Photo de Jorge Amat (15)
© Jorge Amat

Photographies de Jorge Amat, texte de Jorge Amat et Jean Streff.

 

Jean Streff : Est-ce que tu me peux parler de tes premières photos?
Qu’est ce que tu montrais?

Jorge Amat : Ce qui m’a toujours plu, c’est de mettre en scène des idées, des situations par rapport à des objets, des lieux… Par exemple une des premières photos intéressantes que j’ai faite dans mon premier studio rue Ferdinand Duval est venu d’un morceau de tronc d’arbre qui m’a fait penser à un billot. Après, aux puces de Montreuil, j’ai trouvé une hache. Donc, avec ces deux éléments, j’ai fait une mise en scène avec un acteur qui coupait la tête de Marie Antoinette, nue, la tête posée sur le billot et ses robes éparpillées sur le sol…

Photo de Jorge Amat (14)
© Jorge Amat

Jean Streff : Tu avais déshabillé Marie Antoinette!

Jorge Amat : Il faut être honnête : le voyeurisme à travers l’appareil photo ou la caméra a toujours été pour moi un moment très fort sous le couvert de l’art… mais après la trace photographique garde une empreinte des vibrations du modèle, comme dans un état de transe.

Un autre jour, je trouve dans le Marais une grande boite d’emballage en bois qui ressemblait à si méprendre à une cage. Je l’ai emporté dans l’atelier et j’y ai mis une fille, puis deux filles, puis trois filles et un garçon, puis six personnes, toutes nues… Ils devaient s’acrocher aux barreaux, dans ma tête, pendant que je les photographiais, ils étaient comme des prisonniers du Marquis de Sade ou comme des singes au zoo… C’était l’époque du « Living Theatre » et je me voyais entre Julien Beck et Andy Warol… Souvent mon moteur passe à travers des objets, des lieux.

Photo de Jorge Amat (13)
© Jorge Amat

Jean Streff : Tu as un rapport très personnel aux objets que tu trouves dans la rue et que tu appelles tes « orphelins ».

Jorge Amat : Il m’est en effet très difficile de voir un objet abandonné, souvent détérioré, abandonné sur le trottoir et de ne pas le rapporter dans mon atelier. Je le considère comme un orphelin que je sauve et auquel je donne une autre vie. Je le répare et le mets dans une photo… ou le donne à un copain. Dado, qui fut un très grand ami, avait cette même démarche. Il pensait comme moi que les objets ont une âme, c’est pourquoi il en collait dans ses peintures ou peignait des visages sur des fauteuils qu’il récupérait, l’âme de ses ex-propriétaires.

Photo de Jorge Amat (12)
© Jorge Amat

Jean Streff : Une pensée animiste, en quelque sorte. Tu crois beaucoup à tout ce qui ressort de la métempsychose, de la divination, enfin à toutes ces choses qui nous lient au surnaturel. D’ailleurs, tu lis dans le marc de café.

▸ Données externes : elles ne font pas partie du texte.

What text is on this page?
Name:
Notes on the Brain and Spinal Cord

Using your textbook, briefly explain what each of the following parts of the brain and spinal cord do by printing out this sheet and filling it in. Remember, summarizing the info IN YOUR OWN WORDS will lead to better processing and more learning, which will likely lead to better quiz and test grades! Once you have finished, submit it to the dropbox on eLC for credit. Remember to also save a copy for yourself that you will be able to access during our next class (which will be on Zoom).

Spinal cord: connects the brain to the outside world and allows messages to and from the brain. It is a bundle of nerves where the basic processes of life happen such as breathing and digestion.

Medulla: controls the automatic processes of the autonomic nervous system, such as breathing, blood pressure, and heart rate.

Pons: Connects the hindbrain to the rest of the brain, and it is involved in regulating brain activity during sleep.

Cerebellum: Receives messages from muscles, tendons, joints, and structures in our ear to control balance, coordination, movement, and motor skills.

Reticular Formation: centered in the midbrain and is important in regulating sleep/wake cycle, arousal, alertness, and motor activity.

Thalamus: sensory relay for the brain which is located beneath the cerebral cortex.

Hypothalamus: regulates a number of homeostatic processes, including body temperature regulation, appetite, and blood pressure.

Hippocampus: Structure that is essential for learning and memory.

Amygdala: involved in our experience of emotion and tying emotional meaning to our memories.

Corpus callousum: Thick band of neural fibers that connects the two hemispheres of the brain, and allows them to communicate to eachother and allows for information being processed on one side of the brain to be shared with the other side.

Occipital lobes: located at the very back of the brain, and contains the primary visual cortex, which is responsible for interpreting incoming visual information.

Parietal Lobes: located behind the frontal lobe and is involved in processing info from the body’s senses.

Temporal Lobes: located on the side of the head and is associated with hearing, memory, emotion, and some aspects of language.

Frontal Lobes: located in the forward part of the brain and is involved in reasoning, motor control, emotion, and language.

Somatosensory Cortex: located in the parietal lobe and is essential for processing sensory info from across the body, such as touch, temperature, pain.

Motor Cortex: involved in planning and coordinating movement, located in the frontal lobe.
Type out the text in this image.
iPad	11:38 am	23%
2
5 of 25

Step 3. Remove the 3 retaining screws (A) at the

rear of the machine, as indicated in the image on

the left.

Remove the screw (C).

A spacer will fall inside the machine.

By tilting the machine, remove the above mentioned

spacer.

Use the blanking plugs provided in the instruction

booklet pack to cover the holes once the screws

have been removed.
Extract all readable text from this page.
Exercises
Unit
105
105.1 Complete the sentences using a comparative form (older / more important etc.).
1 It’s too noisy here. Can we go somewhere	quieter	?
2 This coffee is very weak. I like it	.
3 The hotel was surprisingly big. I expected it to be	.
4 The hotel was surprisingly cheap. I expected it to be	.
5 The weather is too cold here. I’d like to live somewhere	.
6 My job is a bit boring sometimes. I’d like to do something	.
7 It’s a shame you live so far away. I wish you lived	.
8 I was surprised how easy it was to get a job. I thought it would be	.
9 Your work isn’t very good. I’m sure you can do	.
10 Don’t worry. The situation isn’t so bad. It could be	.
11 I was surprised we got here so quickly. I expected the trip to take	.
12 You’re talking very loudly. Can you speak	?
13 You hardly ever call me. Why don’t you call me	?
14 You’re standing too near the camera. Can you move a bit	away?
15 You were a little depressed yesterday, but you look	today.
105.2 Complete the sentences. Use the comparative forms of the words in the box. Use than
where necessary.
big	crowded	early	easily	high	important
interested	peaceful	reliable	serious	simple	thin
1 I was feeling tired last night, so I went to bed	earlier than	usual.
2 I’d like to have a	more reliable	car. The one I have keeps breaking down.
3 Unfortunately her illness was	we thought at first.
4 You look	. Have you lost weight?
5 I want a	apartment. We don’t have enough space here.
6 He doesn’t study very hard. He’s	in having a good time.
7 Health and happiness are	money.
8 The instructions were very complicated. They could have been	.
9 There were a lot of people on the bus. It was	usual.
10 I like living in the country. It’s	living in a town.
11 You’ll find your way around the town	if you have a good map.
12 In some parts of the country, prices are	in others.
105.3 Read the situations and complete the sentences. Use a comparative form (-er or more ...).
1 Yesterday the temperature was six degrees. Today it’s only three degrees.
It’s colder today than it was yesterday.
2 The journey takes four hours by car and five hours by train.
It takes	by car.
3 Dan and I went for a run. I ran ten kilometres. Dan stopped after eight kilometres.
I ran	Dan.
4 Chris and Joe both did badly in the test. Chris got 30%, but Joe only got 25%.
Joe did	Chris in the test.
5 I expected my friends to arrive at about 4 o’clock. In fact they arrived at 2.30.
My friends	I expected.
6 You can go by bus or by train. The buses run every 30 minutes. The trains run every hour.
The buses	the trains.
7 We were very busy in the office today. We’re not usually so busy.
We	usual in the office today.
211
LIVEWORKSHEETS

Jorge Amat (riant) : Oui… A ce propos, j’ai une anecdote étonnante avec Dado. Un jour, je trouve un chat mort, momifié toutes griffes dehors, dans les maisons qui ont été démolies dans les Halles pour construire Beaubourg. Je l’ai ramené chez moi, mais, comme ma femme était térrifiée, je l’ai offert à Dado. Une dizaine d’années plus tard, il l’a integré dans un grand tableau qui se trouve aujourd’hui à Beaubourg. Donc le chat est retourné sur son lieu de mort, la scène du crime !

Photo de Jorge Amat (11)
© Jorge Amat

Jean Streff : Revenons à ces photos inspirées au départ par des objets trouvés.

Jorge Amat : En fait, cela a fonctionné pendant quelques années, puis j’ai pris conscience que je rêvais des images, des situations qui m’obsédaient, nuit après nuit, dans le même espace, jusqu’au moment où j’en faisais une photo. Par exemple, pendant longtemps j’ai rêvé d’une grande fille nue avec des énormes escargots de Bourgogne qui évoluaient sur son corps, ses seins, sa chatte…c’était devenue comme un tableau de Dali ou plutôt une scène non filmé du Chien andalou de Bunuel… Jusqu’au jour où une fille a accepté d’interpréter cette fantaisie, et là j’ai filmé et photographié la cavalcade fantastique des gastéropodes, obsédés sexuels, sur son corps nu… C’était presque une scène de cannibalisme, j’en ai encore la chair de poule. Après je n’ai plus jamais rêvé de cette scène. Les rêves m’ont toujours obsédés, moins dernièrement, peut-être parce que je crée trop d’images…

Photo de Jorge Amat (10)
© Jorge Amat

Jean Streff : Pour ton livre avec Jacques Henric, “Obsession nocturne”, qui a obtenu le prix Sade du livre d’art en 2006, tu t’es aussi inspiré de tes rêves.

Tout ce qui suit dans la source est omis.